Pasche N1, Wulhfard S, Pretto F, Carugati E, Neri D.
Source: Clin Cancer Res
Publication Date: (2012)
Issue: 18(15): 4092-103
Research Area:
Cancer Research/Cell Biology
Immunotherapy / Hematology
Basic Research
Cells used in publication:
CHO-S [suspension]
Species: hamster
Tissue Origin: ovarian
Culture Media:


PURPOSE: Interleukin-12 (IL12) is a potent proinflammatory cytokine with antitumor activity. Its heterodimeric nature makes it compatible with a large variety of different immunocytokine formats. Here we report the design, production, and characterization of a novel immunocytokine, based on the fusion of the F8 antibody (specific to the alternatively spliced EDA domain of fibronectin, a marker of tumor neovasculature) with IL12 (termed IL12-F8-F8). EXPERIMENTAL DESIGN: We developed a novel immunocytokine based on the sequential fusion of interleukin-12 as a single polypeptide with two F8 antibodies in single-chain Fv (scFv) format. The fusion protein was characterized in vitro, and its targeting performance was assessed in vivo. The immunocytokine antitumor activity was studied as monotherapy as well as in combination therapies in three different murine tumor models. Moreover, depletion experiments and tumor analysis revealed a dominant role of natural killer cells for the mechanism of action.

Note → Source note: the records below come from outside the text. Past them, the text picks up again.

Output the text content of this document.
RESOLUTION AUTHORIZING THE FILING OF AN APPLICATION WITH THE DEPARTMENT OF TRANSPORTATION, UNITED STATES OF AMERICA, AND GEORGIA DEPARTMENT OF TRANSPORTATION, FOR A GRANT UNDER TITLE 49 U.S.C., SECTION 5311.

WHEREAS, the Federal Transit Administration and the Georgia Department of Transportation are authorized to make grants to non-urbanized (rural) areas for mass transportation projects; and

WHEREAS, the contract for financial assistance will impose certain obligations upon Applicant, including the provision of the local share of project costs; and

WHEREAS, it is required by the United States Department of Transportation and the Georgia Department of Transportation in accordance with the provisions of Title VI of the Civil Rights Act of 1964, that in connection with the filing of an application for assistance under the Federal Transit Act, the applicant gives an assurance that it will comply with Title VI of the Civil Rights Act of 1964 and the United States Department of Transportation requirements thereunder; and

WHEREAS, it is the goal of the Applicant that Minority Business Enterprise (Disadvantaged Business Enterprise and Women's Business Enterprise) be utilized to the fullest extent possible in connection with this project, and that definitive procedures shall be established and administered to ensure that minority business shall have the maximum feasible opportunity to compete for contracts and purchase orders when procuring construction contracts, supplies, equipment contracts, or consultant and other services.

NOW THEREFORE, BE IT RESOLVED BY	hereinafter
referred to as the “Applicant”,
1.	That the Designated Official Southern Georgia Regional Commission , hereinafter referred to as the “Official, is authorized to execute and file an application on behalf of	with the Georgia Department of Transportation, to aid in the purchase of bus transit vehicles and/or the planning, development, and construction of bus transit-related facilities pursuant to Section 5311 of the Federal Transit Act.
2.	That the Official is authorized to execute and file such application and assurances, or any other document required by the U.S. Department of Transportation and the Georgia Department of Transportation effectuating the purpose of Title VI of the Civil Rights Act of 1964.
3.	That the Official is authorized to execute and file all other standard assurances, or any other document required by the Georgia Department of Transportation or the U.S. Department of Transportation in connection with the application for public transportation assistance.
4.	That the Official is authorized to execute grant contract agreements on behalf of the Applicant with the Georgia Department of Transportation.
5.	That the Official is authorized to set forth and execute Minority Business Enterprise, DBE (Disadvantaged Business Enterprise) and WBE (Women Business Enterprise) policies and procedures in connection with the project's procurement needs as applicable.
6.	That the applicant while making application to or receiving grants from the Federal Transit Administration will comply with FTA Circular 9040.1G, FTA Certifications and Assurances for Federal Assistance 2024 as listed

RESULTS: IL12-F8-F8 can be produced in mammalian cells, yielding a product of good pharmaceutical quality, capable of selective localization on the tumor neovasculature in vivo, as judged by quantitative biodistribution analysis with radioiodinated protein preparations. The protein potently inhibited tumor growth in three different immunocompetent syngeneic models of cancer. The treatment was generally well tolerated. Moreover, the IL12-F8-F8 fusion protein could be produced both with murine IL12 (mIL12) and with human IL12 (hIL12). CONCLUSIONS: The potent antitumor activity of mIL12-F8-F8, studied alone or in combination with paclitaxel in different tumor models, paves the way to the clinical development of the fully human immunocytokine.